ARTH 402(S) Monuments and The Art of Memorial
The urge to commemorate individuals, heroic acts or historic events whether unspeakable or splendid is both human and timeless. This seminar will document and explore the concepts behind and the nature of monuments, both commemorative ones, and those that admonish or inform without commemorating a specific event or individual. Students will study and analyze monuments and memorials from the ancient Mediterranean (Egypt; Mycenae; Greece of the Archaic, Classical and Hellenistic periods; Imperial Rome) and chart their their influence on monuments in later history, especially those of the nineteenth and twentieth centuries. The current trend towards countermonuments, or anti-monuments, such as Maya Lin's Vietnam Veterans Memorial or the Gerzes' vanishing "Monument Against Fascism, War and Violence and For Peace and Human Rights" in Hamburg/Harburg will be discussed in light of the monumental tradition of combining word, image, and architecture to create memorials that will endure in both spatial and temporal terms.

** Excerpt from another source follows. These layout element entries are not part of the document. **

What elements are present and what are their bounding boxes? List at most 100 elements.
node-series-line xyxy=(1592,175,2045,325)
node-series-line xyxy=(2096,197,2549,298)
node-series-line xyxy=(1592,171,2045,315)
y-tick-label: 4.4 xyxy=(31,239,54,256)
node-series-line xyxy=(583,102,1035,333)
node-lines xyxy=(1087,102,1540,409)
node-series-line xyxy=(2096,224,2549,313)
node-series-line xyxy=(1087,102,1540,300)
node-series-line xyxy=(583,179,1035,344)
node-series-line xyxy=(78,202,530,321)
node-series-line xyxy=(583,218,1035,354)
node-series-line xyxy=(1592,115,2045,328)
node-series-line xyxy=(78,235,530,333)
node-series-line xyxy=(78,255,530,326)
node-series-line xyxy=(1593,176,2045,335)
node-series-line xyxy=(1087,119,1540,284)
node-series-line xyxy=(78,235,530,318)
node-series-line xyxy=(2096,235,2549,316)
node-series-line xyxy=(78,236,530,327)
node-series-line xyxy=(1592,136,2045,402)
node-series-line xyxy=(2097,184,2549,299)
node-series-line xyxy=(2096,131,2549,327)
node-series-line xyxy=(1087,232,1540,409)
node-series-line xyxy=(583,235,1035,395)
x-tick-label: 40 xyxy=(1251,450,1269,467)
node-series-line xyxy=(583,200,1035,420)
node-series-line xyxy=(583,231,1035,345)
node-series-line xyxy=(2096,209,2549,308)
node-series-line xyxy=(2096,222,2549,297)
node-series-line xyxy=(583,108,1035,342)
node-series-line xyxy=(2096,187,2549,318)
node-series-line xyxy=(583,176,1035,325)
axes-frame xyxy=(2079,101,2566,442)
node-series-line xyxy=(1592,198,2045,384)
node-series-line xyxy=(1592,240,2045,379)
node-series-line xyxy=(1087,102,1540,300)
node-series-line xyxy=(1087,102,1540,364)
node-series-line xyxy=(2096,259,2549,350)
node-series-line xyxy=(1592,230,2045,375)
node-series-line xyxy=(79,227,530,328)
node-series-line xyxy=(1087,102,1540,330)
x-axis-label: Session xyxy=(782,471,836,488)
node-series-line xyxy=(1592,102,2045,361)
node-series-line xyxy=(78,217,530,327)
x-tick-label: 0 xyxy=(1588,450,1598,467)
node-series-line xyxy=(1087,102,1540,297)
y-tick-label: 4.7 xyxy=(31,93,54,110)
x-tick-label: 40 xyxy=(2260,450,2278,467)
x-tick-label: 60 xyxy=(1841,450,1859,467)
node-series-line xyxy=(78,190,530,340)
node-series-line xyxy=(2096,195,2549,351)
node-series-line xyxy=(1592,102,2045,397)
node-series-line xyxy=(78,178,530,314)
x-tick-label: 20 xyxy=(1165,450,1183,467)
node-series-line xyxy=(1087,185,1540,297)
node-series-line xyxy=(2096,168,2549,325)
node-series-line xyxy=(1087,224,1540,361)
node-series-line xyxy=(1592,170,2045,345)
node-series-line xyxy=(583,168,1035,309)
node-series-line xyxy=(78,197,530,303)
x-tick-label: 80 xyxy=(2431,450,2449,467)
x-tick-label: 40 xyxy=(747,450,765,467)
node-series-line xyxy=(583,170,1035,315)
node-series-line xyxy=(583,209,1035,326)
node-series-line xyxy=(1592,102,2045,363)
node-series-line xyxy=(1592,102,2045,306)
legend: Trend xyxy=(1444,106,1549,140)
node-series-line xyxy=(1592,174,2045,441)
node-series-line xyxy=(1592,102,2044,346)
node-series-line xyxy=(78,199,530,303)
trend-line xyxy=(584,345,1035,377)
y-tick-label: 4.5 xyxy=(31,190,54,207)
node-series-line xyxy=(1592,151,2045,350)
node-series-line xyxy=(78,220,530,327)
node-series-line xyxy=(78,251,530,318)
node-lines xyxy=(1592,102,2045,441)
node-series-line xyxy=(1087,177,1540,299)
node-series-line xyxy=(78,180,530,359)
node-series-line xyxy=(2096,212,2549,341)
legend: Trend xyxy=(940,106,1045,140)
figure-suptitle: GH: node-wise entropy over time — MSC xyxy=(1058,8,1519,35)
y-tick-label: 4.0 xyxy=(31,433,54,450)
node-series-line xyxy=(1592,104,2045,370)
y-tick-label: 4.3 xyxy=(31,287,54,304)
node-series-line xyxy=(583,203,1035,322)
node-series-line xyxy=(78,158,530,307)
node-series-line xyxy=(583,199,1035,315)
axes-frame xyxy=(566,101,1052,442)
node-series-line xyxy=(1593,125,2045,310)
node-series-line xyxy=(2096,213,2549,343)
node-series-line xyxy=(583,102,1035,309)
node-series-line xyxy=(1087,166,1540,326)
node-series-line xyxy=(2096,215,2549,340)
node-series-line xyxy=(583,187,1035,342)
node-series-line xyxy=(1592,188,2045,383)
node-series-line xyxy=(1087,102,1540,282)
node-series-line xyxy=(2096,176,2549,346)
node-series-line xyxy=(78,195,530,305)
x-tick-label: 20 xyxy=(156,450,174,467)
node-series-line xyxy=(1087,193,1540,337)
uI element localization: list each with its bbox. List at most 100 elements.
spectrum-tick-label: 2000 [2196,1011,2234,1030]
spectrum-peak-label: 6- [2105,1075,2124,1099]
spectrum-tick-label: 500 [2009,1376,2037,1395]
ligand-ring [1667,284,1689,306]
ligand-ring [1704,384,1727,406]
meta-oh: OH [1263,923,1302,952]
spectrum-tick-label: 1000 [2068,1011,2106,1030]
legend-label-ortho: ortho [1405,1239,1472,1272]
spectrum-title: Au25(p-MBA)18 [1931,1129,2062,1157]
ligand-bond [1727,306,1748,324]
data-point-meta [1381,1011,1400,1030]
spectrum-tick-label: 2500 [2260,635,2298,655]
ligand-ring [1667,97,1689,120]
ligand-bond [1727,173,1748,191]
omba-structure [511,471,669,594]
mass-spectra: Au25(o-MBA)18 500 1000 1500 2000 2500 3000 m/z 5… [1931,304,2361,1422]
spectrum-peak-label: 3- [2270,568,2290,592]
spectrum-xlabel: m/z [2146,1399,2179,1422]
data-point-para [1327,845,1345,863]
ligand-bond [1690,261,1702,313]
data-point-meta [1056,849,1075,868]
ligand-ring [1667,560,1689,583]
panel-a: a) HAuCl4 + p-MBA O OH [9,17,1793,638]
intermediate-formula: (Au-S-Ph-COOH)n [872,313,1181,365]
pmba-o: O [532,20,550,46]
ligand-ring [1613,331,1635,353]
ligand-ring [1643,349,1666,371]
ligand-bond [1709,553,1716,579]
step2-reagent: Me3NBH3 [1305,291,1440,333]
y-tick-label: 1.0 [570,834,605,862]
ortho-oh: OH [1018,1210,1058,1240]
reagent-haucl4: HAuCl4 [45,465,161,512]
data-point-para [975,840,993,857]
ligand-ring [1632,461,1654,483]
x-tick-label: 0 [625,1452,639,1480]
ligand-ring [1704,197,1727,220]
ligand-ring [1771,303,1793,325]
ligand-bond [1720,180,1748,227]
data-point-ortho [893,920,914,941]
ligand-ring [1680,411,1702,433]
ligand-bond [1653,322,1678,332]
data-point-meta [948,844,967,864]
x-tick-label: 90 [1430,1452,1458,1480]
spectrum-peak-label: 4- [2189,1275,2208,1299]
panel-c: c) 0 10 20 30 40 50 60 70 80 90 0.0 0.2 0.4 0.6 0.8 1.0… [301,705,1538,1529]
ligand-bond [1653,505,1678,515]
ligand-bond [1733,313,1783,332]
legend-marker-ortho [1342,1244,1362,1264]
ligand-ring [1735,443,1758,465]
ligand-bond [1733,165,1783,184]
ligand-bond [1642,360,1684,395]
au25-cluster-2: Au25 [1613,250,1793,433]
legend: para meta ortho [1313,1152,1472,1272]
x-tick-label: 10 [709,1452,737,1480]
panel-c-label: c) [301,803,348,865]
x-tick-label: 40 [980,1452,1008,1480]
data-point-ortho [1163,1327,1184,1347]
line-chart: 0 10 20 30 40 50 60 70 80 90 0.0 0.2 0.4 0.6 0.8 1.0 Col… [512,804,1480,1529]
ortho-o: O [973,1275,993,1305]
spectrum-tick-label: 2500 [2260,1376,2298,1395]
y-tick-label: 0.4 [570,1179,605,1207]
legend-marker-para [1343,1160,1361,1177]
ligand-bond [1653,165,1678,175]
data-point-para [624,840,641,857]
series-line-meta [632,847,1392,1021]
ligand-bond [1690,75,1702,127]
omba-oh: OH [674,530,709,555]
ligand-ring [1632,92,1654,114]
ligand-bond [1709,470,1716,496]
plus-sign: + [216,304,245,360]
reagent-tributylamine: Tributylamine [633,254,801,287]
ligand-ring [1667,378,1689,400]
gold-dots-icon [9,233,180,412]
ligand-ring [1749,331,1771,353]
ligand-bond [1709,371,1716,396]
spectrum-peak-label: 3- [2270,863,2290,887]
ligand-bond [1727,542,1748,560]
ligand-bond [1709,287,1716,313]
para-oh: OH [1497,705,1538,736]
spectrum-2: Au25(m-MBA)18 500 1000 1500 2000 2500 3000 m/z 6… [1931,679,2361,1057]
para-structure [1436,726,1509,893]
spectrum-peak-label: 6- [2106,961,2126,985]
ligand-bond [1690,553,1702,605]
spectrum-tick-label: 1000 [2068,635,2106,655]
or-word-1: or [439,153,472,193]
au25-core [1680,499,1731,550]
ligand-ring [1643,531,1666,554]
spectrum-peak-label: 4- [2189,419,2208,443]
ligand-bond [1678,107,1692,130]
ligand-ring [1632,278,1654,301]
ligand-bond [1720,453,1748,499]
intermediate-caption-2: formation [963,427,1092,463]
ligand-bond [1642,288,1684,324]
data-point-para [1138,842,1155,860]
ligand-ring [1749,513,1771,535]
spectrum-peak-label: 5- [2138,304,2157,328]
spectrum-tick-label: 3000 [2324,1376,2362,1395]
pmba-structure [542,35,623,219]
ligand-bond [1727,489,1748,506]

Ongoing discussions of Holocaust memorials and the problems inherent in the design of the monument for the WTC will also be addressed. Students will be asked to design a commemorative monument for the final class meeting.
Format: seminar. Requirements: participation; two presentations that provide material for a major term paper; short design project.
Prerequisites: ArtH 101-102 or permission of the instructor. Students of History and Anthropology are also encouraged to enroll. Enrollment limit: 14.